Web3D, also called 3D Web, is a group of technologies to display and navigate websites using 3D computer graphics.
The emergence of Web3D dates back to 1994, with the advent of VRML, a file format designed to store and display 3D graphical data on the World Wide Web. In October 1995, at Internet World, Template Graphics Software demonstrated a 3D/VRML plug-in for the beta release of Netscape 2.0 by Netscape Communications.
The Web3D Consortium was formed to further the collective development of the format. VRML and its successor, X3D, have been accepted as international standards by the International Organization for Standardization and the International Electrotechnical Commission.

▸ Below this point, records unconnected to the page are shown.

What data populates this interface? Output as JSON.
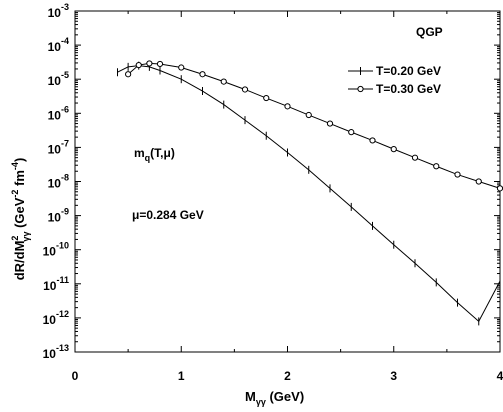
{
  "chart_data": {
    "type": "line",
    "title": "",
    "xlabel": "M",
    "xlabel_sub": "γγ",
    "xlabel_unit": " (GeV)",
    "ylabel": "dR/dM",
    "ylabel_sub": "γγ",
    "ylabel_sup": "2",
    "ylabel_unit_pre": " (GeV",
    "ylabel_unit_sup1": "-2",
    "ylabel_unit_mid": " fm",
    "ylabel_unit_sup2": "-4",
    "ylabel_unit_post": ")",
    "xlim": [
      0,
      4
    ],
    "ylim_log10": [
      -13,
      -3
    ],
    "yscale": "log",
    "x_ticks": [
      "0",
      "1",
      "2",
      "3",
      "4"
    ],
    "y_tick_exponents": [
      "-3",
      "-4",
      "-5",
      "-6",
      "-7",
      "-8",
      "-9",
      "-10",
      "-11",
      "-12",
      "-13"
    ],
    "y_tick_base": "10",
    "grid": false,
    "legend_position": "top-right",
    "annotations": {
      "phase": "QGP",
      "mass_main": "m",
      "mass_sub": "q",
      "mass_args": "(T,μ)",
      "chem_pot": "μ=0.284 GeV"
    },
    "series": [
      {
        "name": "T=0.20 GeV",
        "marker": "plus",
        "x": [
          0.4,
          0.5,
          0.6,
          0.7,
          0.8,
          1.0,
          1.2,
          1.4,
          1.6,
          1.8,
          2.0,
          2.2,
          2.4,
          2.6,
          2.8,
          3.0,
          3.2,
          3.4,
          3.6,
          3.8,
          4.0
        ],
        "y": [
          1.6e-05,
          2.3e-05,
          2.5e-05,
          2.3e-05,
          1.8e-05,
          1e-05,
          4.5e-06,
          1.8e-06,
          6.3e-07,
          2.2e-07,
          7.1e-08,
          2.2e-08,
          6.3e-09,
          1.8e-09,
          5e-10,
          1.4e-10,
          4e-11,
          1.1e-11,
          2.8e-12,
          7.9e-13,
          1.2e-11
        ]
      },
      {
        "name": "T=0.30 GeV",
        "marker": "circle",
        "x": [
          0.5,
          0.6,
          0.7,
          0.8,
          1.0,
          1.2,
          1.4,
          1.6,
          1.8,
          2.0,
          2.2,
          2.4,
          2.6,
          2.8,
          3.0,
          3.2,
          3.4,
          3.6,
          3.8,
          4.0
        ],
        "y": [
          1.4e-05,
          2.6e-05,
          2.9e-05,
          2.8e-05,
          2.2e-05,
          1.4e-05,
          8.5e-06,
          5e-06,
          2.8e-06,
          1.6e-06,
          8.9e-07,
          5e-07,
          2.8e-07,
          1.6e-07,
          8.9e-08,
          5e-08,
          2.8e-08,
          1.6e-08,
          1e-08,
          6.3e-09
        ]
      }
    ]
  }
}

The main drawback of the technology was the requirement to use third-party browser plug-ins to perform 3D rendering, which slowed the adoption of the standard.

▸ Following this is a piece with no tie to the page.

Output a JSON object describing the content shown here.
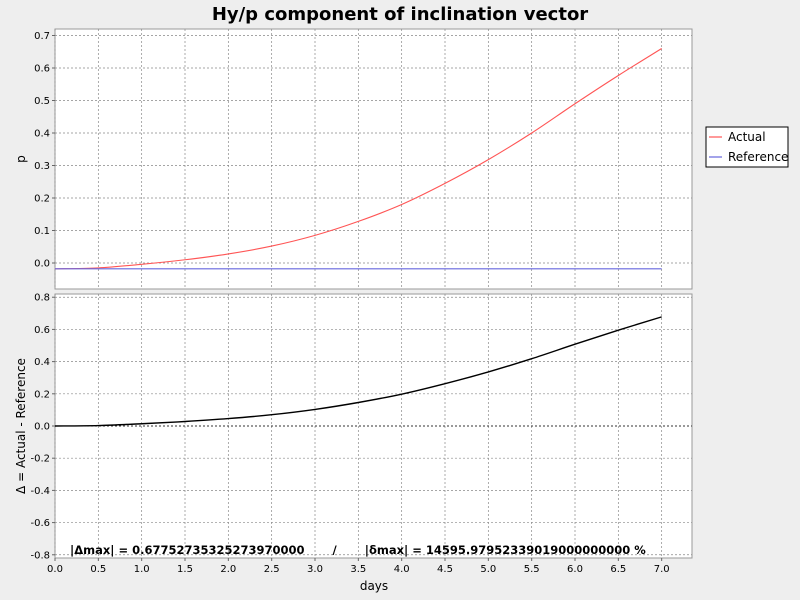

Between 2000 and 2010, one of these plug-ins, Adobe Flash Player, was widely installed on desktop computers and was used to display interactive web pages and online games and to play video and audio content. Several Flash-based frameworks appeared that used software rendering and ActionScript 3 to perform 3D computations such as transformations, lighting, and texturing. Most notable among them were Papervision3D and Away3D.
Eventually, Abobe developed Stage3D, an API for rendering interactive 3D graphics with GPU-acceleration for its Flash player and AIR products, which was adopted by software vendors.
In 2009, an open-source 3D web technology called O3D was introduced by Google. It also required a browser plug-in, but contrary to Flash/Stage3D, was based on JavaScript API. O3D was geared not only for games but also for advertisements, 3D model viewers, product demos, simulations, engineering applications, control and monitoring systems, and massive online virtual worlds.
WebGL (short for "Web Graphics Library") evolved out of the Canvas 3D experiments started by Vladimir Vukićević at Mozilla Foundation. Vukićević first demonstrated a Canvas 3D prototype in 2006.